Sous le regard amusé de Rebecca Marino, Monica Puig a eu droit à un «high five» du directeur Jack Hérisset lors du tirage de la Coupe Banque Nationale, samedi.

La Coupe Banque Nationale perd deux des trois premières favorites

Le malheur des uns fait le bonheur des autres, dit-on. Le tirage de la 26e Coupe Banque Nationale, qui s’amorce samedi avec les qualifications, en est un bel exemple.

Certaines joueuses se sont vues grimper parmi les têtes de série du tournoi en raison des désistements de la Russe Anastasia Pavlyu-chenkova (28e) et de l’Américaine Danielle Collins (37e). Au grand dam des organisateurs.

Pavlyuchenkova, qui donne ainsi son titre de favorite à la jeune Aryna Sabalenka (20e), a dû se retirer à la suite d’une blessure à une cheville. Elle a été éliminée au premier tour des Internationaux des États-Unis par la Suédoise Rebecca Peterson.
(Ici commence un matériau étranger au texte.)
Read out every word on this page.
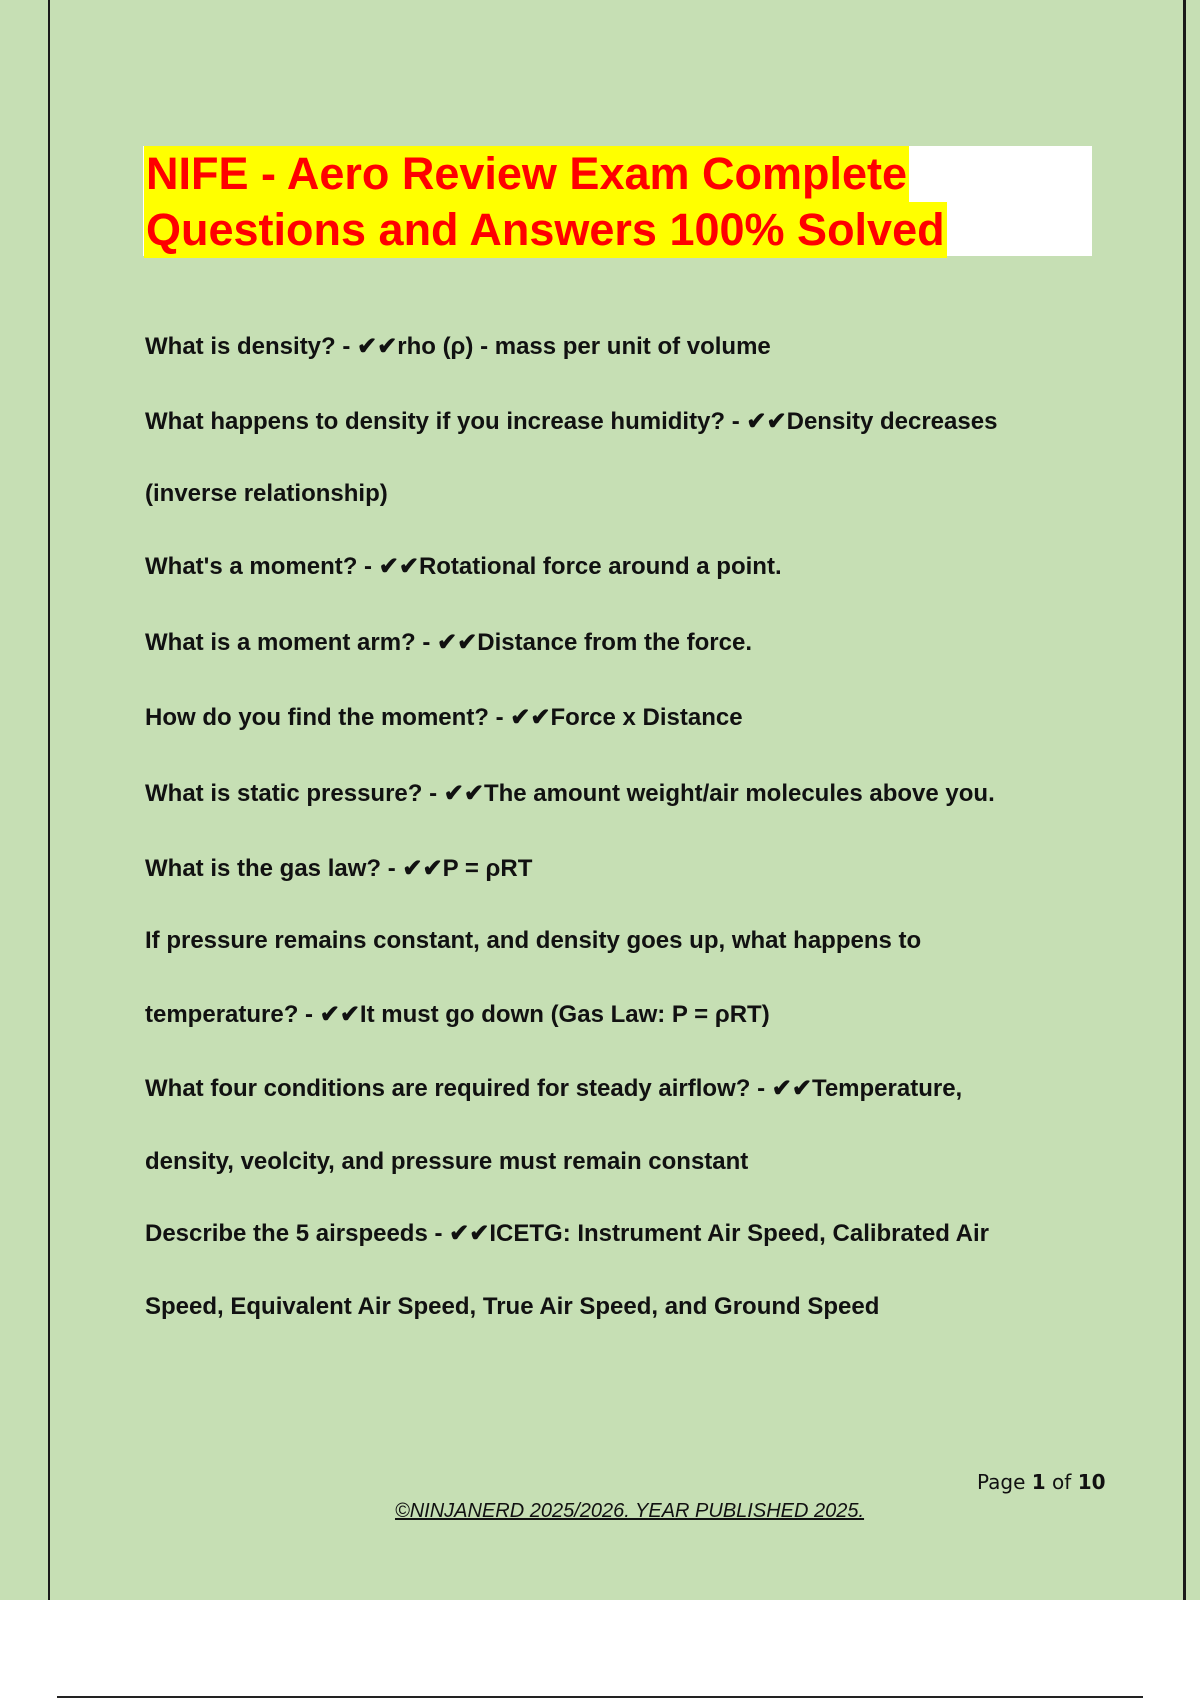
NIFE - Aero Review Exam Complete
Questions and Answers 100% Solved
What is density? - ✔✔rho (ρ) - mass per unit of volume
What happens to density if you increase humidity? - ✔✔Density decreases
(inverse relationship)
What's a moment? - ✔✔Rotational force around a point.
What is a moment arm? - ✔✔Distance from the force.
How do you find the moment? - ✔✔Force x Distance
What is static pressure? - ✔✔The amount weight/air molecules above you.
What is the gas law? - ✔✔P = ρRT
If pressure remains constant, and density goes up, what happens to
temperature? - ✔✔It must go down (Gas Law: P = ρRT)
What four conditions are required for steady airflow? - ✔✔Temperature,
density, veolcity, and pressure must remain constant
Describe the 5 airspeeds - ✔✔ICETG: Instrument Air Speed, Calibrated Air
Speed, Equivalent Air Speed, True Air Speed, and Ground Speed
Page 1 of 10
©NINJANERD 2025/2026. YEAR PUBLISHED 2025.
De son côté, Collins, qui devait être troisième tête de série, est embêtée par une blessure aux muscles abdominaux.

«J’ai l’expérience des années, je sais que pleins de choses peuvent arriver», explique Jacques Hérisset, directeur de la Coupe Banque Nationale. «Oui je suis content du tableau depuis le début […], mais quand tu te dis que tu perds la 1 et la 3, quand même», dit-il en étant confiant de voir tout de même «du tennis de top 10».

C’est la Portoricaine Monica Puig (55e) qui a hérité du troisième rang de Collins dans le tableau principal. À sa première présence à Québec, elle affrontera Beatriz Haddad Maia (130e). Cette dernière s’est fait montrer la porte des qualifications à New York par la Québécoise Françoise Abanda (211e).
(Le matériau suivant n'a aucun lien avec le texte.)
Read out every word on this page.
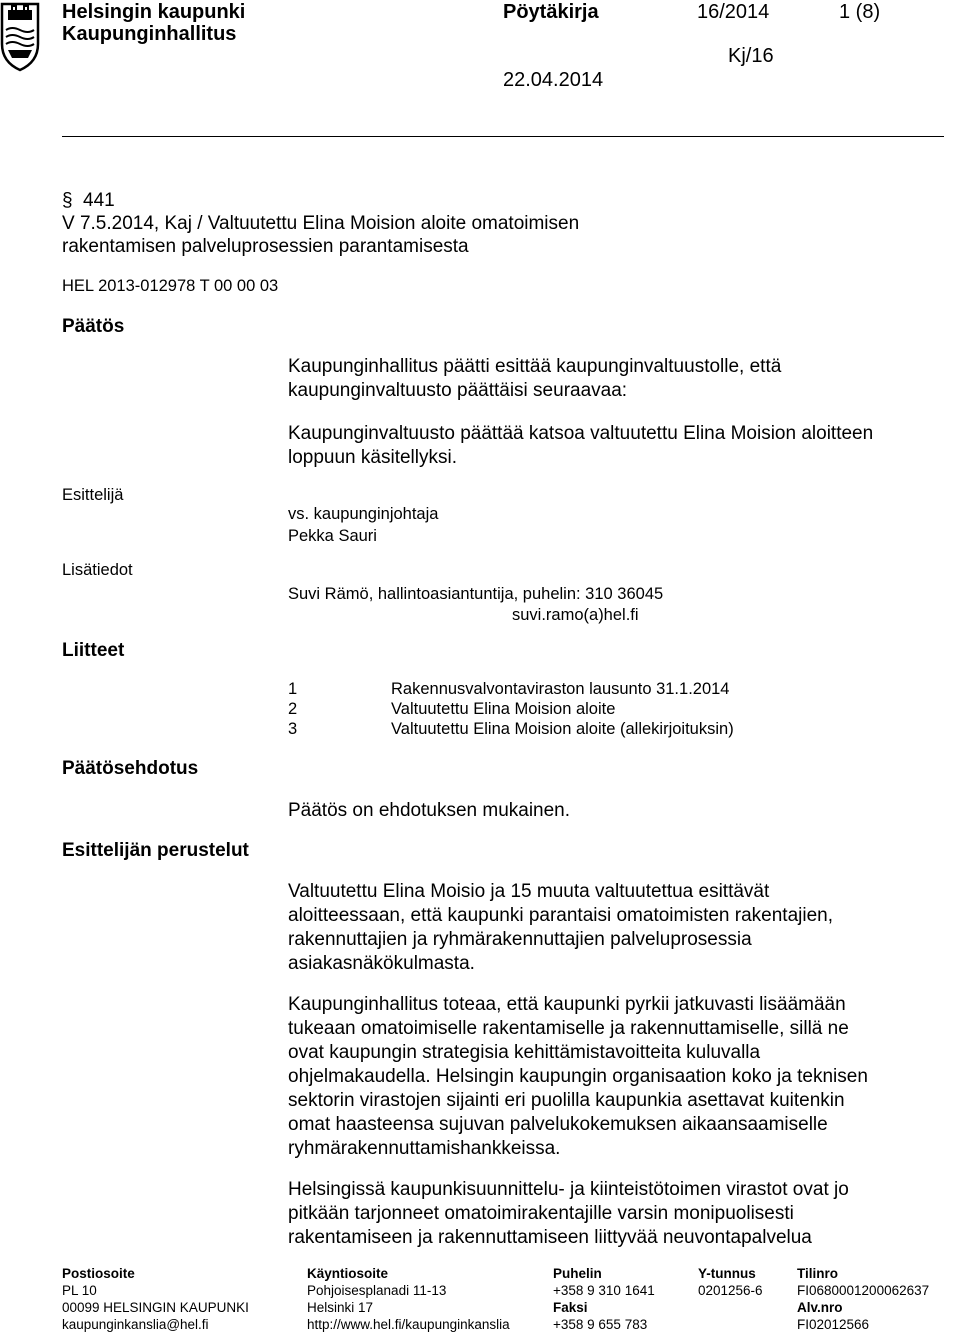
Helsingin kaupunki
Kaupunginhallitus
Pöytäkirja	16/2014	1 (8)
Kj/16
22.04.2014
§ 441
V 7.5.2014, Kaj / Valtuutettu Elina Moision aloite omatoimisen
rakentamisen palveluprosessien parantamisesta
HEL 2013-012978 T 00 00 03
Päätös
Kaupunginhallitus päätti esittää kaupunginvaltuustolle, että
kaupunginvaltuusto päättäisi seuraavaa:
Kaupunginvaltuusto päättää katsoa valtuutettu Elina Moision aloitteen
loppuun käsitellyksi.
Esittelijä
vs. kaupunginjohtaja
Pekka Sauri
Lisätiedot
Suvi Rämö, hallintoasiantuntija, puhelin: 310 36045
suvi.ramo(a)hel.fi
Liitteet
1	Rakennusvalvontaviraston lausunto 31.1.2014
2	Valtuutettu Elina Moision aloite
3	Valtuutettu Elina Moision aloite (allekirjoituksin)
Päätösehdotus
Päätös on ehdotuksen mukainen.
Esittelijän perustelut
Valtuutettu Elina Moisio ja 15 muuta valtuutettua esittävät
aloitteessaan, että kaupunki parantaisi omatoimisten rakentajien,
rakennuttajien ja ryhmärakennuttajien palveluprosessia
asiakasnäkökulmasta.
Kaupunginhallitus toteaa, että kaupunki pyrkii jatkuvasti lisäämään
tukeaan omatoimiselle rakentamiselle ja rakennuttamiselle, sillä ne
ovat kaupungin strategisia kehittämistavoitteita kuluvalla
ohjelmakaudella. Helsingin kaupungin organisaation koko ja teknisen
sektorin virastojen sijainti eri puolilla kaupunkia asettavat kuitenkin
omat haasteensa sujuvan palvelukokemuksen aikaansaamiselle
ryhmärakennuttamishankkeissa.
Helsingissä kaupunkisuunnittelu- ja kiinteistötoimen virastot ovat jo
pitkään tarjonneet omatoimirakentajille varsin monipuolisesti
rakentamiseen ja rakennuttamiseen liittyvää neuvontapalvelua
Postiosoite
PL 10
00099 HELSINGIN KAUPUNKI
kaupunginkanslia@hel.fi
Käyntiosoite
Pohjoisesplanadi 11-13
Helsinki 17
http://www.hel.fi/kaupunginkanslia
Puhelin
+358 9 310 1641
Faksi
+358 9 655 783
Y-tunnus
0201256-6
Tilinro
FI0680001200062637
Alv.nro
FI02012566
«Je ne regarde pas vraiment le tirage», avoue Puig. «Je viens de savoir contre qui j’allais jouer, mais je vais essayer de prendre ça un match à la fois. Je suis ravie d’être ici, c’est la première fois que je viens à Québec, alors je vais essayer d’apprécier chaque seconde. Je veux jouer du bon tennis, mais je veux aussi apprendre à connaître la ville.»

Puig excitée de jouer à Québec

Les seuls passages de Puig en territoire canadien ont été effectués à l’occasion de la Coupe Rogers qui se tient en alternance entre Toronto et Montréal, où elle s’est inclinée au deuxième tour, en août dernier. 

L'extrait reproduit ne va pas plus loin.